Are you talking about my approach or about somebody else's theory? My approach can be characterized as "exactly relativistic instantaneous action-at-a-distance".

I can also accept the principle that gravity acts instantaneously, but only if it is expressed in terms of an absolute frame of reference.

Again, I am not sure if you are referring to my book here. I don't entertain the idea of an "absolute frame of reference". The principle of relativity (=the equivalence of all inertial reference frames) is exactly valid in my approach.

I believe that it’s easy to conceptualize the possibility that only some of the laws of physics are Lorentz invariant and that other physical laws are not.

Here I am not sure what you mean by "Lorentz invariant". If you are saying that laws are the same in all inertial frames of reference, then I am with you.

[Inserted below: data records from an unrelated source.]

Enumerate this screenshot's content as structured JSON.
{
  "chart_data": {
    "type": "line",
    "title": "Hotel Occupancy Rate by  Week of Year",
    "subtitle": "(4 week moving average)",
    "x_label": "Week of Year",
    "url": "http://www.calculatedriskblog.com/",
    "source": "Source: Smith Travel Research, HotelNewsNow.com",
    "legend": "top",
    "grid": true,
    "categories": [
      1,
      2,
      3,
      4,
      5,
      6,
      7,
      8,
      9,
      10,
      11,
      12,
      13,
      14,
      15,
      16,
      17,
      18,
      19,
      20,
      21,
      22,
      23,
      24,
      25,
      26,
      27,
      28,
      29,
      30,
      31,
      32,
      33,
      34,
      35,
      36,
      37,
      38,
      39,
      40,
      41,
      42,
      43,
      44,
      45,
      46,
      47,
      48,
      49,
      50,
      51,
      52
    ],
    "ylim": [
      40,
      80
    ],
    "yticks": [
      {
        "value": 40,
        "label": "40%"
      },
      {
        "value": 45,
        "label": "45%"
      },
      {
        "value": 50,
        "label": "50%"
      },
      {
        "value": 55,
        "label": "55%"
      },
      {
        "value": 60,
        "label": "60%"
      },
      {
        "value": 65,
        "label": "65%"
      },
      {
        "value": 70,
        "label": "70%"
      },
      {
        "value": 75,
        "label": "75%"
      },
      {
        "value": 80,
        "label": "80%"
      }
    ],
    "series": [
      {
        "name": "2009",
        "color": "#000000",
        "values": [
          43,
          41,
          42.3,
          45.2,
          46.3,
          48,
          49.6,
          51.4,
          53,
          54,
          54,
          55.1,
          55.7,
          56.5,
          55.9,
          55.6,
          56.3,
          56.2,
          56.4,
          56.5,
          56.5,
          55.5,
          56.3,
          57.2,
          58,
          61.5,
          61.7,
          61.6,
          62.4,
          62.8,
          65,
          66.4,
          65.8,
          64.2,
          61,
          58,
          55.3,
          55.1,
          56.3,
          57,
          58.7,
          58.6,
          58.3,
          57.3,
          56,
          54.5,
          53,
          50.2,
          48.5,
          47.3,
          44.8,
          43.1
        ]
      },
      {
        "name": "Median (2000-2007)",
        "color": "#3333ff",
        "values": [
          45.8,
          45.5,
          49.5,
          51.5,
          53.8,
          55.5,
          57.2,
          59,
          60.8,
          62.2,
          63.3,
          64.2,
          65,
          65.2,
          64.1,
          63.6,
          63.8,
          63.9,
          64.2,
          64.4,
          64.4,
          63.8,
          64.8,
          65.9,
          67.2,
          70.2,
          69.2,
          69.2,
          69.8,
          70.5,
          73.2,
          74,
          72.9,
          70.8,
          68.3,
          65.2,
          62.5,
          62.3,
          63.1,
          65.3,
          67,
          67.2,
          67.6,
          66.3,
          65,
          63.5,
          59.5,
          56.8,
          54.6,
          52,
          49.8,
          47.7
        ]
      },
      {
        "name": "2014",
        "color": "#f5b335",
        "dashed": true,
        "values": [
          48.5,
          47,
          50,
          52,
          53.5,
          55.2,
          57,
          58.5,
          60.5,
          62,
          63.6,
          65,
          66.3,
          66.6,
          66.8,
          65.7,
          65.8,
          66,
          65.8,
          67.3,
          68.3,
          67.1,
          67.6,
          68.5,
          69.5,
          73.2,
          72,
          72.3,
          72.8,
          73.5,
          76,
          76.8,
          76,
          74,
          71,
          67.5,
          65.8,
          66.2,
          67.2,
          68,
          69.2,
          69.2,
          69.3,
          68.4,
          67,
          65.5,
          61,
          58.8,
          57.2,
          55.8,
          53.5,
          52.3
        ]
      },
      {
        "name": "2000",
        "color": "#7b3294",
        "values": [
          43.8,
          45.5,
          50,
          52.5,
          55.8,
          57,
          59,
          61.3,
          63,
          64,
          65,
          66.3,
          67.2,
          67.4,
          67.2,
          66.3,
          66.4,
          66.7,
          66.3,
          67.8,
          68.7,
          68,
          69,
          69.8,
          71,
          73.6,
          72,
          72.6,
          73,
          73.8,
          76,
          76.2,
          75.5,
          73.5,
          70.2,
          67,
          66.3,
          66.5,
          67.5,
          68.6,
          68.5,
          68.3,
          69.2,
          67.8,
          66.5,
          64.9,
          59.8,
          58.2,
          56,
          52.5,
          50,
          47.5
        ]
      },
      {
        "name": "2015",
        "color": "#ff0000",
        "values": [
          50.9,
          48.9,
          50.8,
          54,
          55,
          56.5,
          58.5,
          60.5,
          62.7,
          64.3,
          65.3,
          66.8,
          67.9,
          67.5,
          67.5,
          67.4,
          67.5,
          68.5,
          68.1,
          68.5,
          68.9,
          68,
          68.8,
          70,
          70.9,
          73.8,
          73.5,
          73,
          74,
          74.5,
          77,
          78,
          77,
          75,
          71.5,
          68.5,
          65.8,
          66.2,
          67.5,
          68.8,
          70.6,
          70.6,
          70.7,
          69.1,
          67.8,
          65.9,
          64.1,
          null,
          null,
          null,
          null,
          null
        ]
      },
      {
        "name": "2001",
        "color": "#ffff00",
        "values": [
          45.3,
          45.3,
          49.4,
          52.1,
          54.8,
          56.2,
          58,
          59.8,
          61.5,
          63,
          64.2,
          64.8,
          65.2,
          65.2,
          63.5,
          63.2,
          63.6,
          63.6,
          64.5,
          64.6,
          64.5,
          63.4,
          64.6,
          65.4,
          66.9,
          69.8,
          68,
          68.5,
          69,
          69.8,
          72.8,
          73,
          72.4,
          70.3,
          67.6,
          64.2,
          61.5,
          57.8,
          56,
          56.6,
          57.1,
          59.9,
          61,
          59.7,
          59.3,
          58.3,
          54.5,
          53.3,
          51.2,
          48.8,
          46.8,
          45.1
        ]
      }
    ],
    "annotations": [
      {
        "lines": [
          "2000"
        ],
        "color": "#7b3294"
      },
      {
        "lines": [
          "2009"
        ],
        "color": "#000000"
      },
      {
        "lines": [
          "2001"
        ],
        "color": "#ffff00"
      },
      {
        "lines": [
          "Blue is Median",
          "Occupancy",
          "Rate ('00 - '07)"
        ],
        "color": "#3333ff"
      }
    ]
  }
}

If you are saying that physical quantities transform between frames by universal Lorentz formulas, then I don't agree.

Sunday, September 26, 2010 at 12:58:00 PM PDT  
Anonymous Eugene Shubert said...

Eugene,

I was commenting on our lesser differences in the context of our greater mutual understanding. You characterize your approach as "exactly relativistic instantaneous action-at-a-distance". When I used the term approximately relativistic, I was trying to imagine a complicated transformation group that could represent a distribution of particles that would also approximate the Lorentz group in some sort of mathematical limit. By "Lorentz invariant," I mean a theory that is invariant under the Lorentz transformation.
http://www.physics.indiana.edu/~dermisek/QFT_09/qft-I-2-4p.pdf

I’m the one that believes it’s possible to combine a concept of instantaneousness with Lorentz invariance.

Isn’t electromagnetism a Lorentz invariant theory?